Será siempre un acto grato y santo cubrir la desnudez y aliviar el hambre, con el lienzo y con el pan de la limosna; pero el don de nosotros mismos por la inteligencia y por el sentimiento, es el atributo de la caridad por excelencia. Los apóstoles recibieron como misión suprema, la de la enseñanza.
La sociedad moderna ha inventado la Biblioteca Popular, y estamos desde entonces todos llamados a participar en el apostolado sublime. El que da un libro para el uso del pueblo hace el pequeño don de su valor pecuniario, y enciende una antorcha perenne y abre una fuente de recursos y de elevados sentimientos.
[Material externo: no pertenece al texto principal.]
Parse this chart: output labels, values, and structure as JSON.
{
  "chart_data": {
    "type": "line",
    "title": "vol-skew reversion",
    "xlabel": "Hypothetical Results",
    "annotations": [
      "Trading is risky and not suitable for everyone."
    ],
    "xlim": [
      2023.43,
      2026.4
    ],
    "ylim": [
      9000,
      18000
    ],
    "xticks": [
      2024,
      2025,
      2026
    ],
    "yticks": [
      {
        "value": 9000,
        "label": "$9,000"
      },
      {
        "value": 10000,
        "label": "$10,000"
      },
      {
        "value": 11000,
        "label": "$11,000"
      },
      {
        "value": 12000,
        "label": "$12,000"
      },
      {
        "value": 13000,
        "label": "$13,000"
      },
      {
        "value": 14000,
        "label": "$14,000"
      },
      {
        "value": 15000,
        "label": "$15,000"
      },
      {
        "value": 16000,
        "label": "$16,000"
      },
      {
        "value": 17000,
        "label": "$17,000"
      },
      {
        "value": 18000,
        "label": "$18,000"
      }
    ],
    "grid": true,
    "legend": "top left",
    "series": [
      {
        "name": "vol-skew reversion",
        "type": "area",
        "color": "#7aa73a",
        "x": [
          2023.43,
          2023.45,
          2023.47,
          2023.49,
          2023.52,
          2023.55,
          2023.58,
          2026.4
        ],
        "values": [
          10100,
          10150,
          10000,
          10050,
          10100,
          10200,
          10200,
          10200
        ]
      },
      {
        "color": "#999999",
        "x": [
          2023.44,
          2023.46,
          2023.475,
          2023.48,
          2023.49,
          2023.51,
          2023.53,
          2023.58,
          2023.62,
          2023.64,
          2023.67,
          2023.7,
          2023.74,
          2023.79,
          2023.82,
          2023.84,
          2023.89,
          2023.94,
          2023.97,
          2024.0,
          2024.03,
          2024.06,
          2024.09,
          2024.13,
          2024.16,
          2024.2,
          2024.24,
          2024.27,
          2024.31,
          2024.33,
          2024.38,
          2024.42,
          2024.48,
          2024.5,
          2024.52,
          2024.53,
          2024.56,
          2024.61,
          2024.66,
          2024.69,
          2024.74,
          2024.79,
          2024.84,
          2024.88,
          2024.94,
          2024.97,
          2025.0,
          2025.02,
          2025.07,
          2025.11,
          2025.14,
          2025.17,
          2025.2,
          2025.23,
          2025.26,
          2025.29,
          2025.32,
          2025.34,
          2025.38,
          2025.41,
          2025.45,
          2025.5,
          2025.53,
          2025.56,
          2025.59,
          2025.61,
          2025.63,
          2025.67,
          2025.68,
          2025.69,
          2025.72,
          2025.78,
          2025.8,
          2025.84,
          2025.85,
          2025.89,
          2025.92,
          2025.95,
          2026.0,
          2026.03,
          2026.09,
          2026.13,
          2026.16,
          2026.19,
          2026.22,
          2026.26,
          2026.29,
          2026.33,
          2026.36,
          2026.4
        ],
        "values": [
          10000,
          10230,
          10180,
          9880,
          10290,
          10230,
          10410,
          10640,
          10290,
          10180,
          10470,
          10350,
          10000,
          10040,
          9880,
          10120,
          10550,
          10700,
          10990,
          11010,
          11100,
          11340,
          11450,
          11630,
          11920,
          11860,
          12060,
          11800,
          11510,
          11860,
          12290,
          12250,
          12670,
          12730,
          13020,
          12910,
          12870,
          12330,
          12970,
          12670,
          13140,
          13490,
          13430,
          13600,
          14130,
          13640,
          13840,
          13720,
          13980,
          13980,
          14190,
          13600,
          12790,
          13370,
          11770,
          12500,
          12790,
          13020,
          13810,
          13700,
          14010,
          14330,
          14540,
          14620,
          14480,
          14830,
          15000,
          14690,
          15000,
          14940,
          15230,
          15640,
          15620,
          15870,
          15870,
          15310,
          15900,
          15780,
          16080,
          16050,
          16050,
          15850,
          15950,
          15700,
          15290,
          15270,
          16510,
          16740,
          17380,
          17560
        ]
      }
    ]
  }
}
Dar un libro es casi nada; pero el libro dado, realiza la parábola de la semilla que los vientos arrastraron, que los pájaros del aire no comieron y que, cayendo en tierras extrañas fructificó bajo la bendición de Dios en fértiles cosechas.
El don sin precio puede revestir un valor infinito, porque fue un libro encontrado a la casualidad, el que infundió la perseverancia en el trabajo a Franklin y a Lincoln.
Cuando oigo decir que un hombre tiene el hábito de la lectura, estoy predispuesto a pensar bien de él. Leer es mantener siempre vivas y despiertas las nobles facultades del espíritu, dándoles por alimento nuevas emociones, nuevas ideas y nuevos conocimientos.
Leer es asociarse a la existencia de sus semejantes, hacer acto de unión y fraternidad con los hombres. El que lee aunque se halle confinado en una aldea, vive del movimiento universal y puede decir que nada humano le es indiferente.
La naturaleza es pródiga en sorprendentes escenas, es maravillosos espectáculos, que el hombre sedentario no conoce, y que los viajeros contemplan con extática admiración. Los placeres sociales encantan al hombre, pero no siempre vienen a su encuentro ni dependen de su voluntad. Entre tanto, los placeres que proporciona la lectura son de todo tiempo y de cualquier lugar y son los únicos que pueden renovar a su albedrío.
El libro es enseñanza y ejemplo. Es luz y revelación. El joven obscuro puede ascender hasta el renombre imperecedero, conducido con Franklin por la lectura solitaria.
Enseñamos a leer y leamos. El alfabeto que deletrea el niño es el vínculo viviente en la tradición del espíritu humano puesto que le da la clave del libro que lo asocia a la vida universal. Leamos para ser mejores, cultivando los nobles sentimientos, ilustrando la ignorancia y corrigiendo nuestros errores, antes que vayan en perjuicio nuestro y de los otros a convertirse en nuevos hábitos.